Red Pier: a strong tragic-crook piece from Toshio Masuda, director of Outlaw: Gangster VIP. Yukiro Tashihara toplines as Jiro, a crook who finds himself in shady little town where he’s caught between love for a working girl and the treachery of the local yakuza. It’s an effective little mix of James Dean-ish melodrama and crime movie thrills with a compelling lead performance from Ishihara, who has an Elvis-style solo song atop a roof, and visually impressive direction from Masuda. Look out for an alleyway pistol duel that takes place against the backdrop of a festival and an unorthodox finale that achieves catharsis in a minimalist way.

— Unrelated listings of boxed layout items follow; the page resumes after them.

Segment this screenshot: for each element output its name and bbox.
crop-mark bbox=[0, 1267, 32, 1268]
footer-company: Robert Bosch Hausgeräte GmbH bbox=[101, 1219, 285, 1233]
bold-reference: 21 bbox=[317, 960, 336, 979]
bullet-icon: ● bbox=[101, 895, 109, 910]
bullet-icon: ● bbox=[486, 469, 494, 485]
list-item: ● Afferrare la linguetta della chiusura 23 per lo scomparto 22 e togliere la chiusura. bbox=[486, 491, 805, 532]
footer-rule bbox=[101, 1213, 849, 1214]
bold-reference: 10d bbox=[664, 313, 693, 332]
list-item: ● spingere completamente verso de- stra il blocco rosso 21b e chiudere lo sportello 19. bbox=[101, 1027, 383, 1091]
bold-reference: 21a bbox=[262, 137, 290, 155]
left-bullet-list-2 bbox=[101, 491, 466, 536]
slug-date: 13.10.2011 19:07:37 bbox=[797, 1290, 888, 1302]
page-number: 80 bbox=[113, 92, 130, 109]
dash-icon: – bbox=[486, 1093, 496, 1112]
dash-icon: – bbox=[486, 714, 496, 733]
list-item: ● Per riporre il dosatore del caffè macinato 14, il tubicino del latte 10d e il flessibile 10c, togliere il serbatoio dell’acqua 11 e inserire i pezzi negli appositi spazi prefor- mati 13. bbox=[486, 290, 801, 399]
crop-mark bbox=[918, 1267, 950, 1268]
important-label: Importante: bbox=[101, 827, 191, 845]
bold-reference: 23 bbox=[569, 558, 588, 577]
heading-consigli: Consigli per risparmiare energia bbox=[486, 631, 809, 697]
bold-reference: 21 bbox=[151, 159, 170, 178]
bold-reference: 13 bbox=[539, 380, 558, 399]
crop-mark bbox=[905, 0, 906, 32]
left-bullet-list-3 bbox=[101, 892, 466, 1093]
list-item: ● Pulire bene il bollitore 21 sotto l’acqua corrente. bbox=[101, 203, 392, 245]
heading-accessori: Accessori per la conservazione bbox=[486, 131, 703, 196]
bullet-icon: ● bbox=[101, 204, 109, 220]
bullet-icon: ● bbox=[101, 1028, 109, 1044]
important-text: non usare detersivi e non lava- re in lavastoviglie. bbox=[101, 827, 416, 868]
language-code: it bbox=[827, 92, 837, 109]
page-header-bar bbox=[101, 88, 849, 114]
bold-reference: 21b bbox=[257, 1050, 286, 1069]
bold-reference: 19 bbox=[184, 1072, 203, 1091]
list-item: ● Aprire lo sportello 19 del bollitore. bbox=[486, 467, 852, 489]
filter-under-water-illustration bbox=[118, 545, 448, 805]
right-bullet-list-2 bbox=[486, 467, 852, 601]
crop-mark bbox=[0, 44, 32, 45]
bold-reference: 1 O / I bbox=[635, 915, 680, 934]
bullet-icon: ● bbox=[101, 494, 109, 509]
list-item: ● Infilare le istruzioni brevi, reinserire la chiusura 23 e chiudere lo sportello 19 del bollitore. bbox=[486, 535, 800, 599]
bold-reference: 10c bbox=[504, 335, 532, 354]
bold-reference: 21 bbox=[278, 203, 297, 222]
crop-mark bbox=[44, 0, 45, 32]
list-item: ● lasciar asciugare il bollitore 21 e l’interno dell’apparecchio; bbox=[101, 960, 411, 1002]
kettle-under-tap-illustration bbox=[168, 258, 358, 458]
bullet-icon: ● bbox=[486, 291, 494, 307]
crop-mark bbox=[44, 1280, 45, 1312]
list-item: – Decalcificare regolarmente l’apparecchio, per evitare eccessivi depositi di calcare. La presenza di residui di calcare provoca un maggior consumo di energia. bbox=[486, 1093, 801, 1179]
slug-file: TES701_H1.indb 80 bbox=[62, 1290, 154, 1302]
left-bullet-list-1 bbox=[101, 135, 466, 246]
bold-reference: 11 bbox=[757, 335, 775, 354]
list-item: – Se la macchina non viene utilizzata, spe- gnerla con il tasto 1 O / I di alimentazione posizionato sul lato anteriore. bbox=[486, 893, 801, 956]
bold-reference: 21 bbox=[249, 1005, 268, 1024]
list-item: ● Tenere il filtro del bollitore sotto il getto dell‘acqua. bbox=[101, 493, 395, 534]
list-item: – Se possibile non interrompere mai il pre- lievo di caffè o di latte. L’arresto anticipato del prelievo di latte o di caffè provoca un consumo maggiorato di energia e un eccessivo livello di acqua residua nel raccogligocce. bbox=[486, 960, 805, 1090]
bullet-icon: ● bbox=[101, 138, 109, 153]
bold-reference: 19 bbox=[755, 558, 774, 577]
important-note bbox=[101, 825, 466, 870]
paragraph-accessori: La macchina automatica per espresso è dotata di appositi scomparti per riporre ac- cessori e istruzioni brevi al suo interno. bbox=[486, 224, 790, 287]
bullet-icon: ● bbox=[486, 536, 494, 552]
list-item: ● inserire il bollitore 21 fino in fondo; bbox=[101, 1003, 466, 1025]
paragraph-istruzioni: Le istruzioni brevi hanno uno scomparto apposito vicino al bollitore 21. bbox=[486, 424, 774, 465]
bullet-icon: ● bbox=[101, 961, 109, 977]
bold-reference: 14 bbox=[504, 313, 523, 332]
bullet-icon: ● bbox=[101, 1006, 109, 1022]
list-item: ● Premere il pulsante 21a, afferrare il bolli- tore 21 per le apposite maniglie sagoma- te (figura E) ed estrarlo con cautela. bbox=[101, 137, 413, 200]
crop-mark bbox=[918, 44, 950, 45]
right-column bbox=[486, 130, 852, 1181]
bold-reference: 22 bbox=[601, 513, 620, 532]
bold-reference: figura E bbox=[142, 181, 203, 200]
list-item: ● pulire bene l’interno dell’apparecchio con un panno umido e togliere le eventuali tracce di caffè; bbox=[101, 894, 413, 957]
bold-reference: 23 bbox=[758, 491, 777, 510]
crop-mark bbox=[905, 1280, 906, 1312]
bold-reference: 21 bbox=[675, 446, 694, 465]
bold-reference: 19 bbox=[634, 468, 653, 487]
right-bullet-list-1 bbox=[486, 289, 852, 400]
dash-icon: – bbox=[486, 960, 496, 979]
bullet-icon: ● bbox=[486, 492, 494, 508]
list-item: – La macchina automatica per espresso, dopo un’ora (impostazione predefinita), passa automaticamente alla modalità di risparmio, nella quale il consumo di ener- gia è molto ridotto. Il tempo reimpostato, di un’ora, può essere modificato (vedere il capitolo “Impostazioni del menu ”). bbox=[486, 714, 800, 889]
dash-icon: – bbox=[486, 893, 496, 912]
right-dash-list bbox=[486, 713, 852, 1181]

The Rambling Guitarist: another Nikkatsu mix of yakuza and teen-appeal fare, with Akira Kobayashi as Shinji, a drifter who wanders into a seaside town where business and family troubles swirl within the local yakuza. He tries to fit in while sticking to his own code but things get complex when he meets a rival yakuza (Jo Shishido) who knows about his past. At 77 minutes, the film has an all-killer/no-filler feel as it rockets through action and melodrama at equal speed with dazzling Cinemascope color visuals that include a lot of ace location work. Kobayashi makes an interesting minimalist lead but the show-stealer is Shishido, who brings a sleazy charisma to his role as a hotheaded yet oddly principled yakuza who’s determined to force the hero into a showdown.
(Both of the above titles are included in Arrow’s Nikkatsu Diamond Guys Vol. 1 set alongside Voice Without A Shadow. The package includes trailers and galleries for each film plus a couple of interview shorts with Jasper Sharp to illuminate this set’s corner of Nikkatsu history.)

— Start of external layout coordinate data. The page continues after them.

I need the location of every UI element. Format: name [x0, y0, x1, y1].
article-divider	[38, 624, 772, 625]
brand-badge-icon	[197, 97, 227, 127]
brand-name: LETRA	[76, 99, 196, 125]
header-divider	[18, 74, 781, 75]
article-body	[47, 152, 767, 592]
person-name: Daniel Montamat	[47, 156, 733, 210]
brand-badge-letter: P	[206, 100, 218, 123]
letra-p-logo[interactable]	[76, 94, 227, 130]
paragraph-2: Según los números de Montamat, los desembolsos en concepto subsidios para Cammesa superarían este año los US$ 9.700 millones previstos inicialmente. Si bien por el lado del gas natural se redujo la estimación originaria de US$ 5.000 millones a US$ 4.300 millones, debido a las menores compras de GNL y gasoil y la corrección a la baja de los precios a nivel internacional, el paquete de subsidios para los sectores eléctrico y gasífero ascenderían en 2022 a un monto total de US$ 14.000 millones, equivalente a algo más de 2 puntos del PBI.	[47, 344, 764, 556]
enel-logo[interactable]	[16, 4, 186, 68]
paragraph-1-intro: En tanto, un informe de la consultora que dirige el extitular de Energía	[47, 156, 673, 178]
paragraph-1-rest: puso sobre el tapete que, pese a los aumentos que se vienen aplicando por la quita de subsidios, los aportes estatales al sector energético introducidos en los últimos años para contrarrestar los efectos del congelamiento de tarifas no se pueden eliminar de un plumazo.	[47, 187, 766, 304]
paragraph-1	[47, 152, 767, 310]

Sex Murder Art: a jam-packed box set from Cult Epics devoted to the work of notorious German horror/shock specialist Jorg Buttgereit. This set contains Nekromantik and its sequel plus Der Todesking and Schramm. All four are infamous button-pushers in the underground horror world but they also capture a unique avant-garde sensibility that you don’t often see in other films lumped into this category. The results are a specialized taste, to be sure, but anyone interested gets the best possible presentation with this set. Buttgereit approved the transfers, did intros for each film and is all over the impressive extras which include commentaries, making-of pieces and the director’s oft-bootlegged short films. There’s even two compact discs containing soundtracks for each film. Needless to say, it’s one-stop shopping for anyone interested in this one-of-a-kind shock specialist.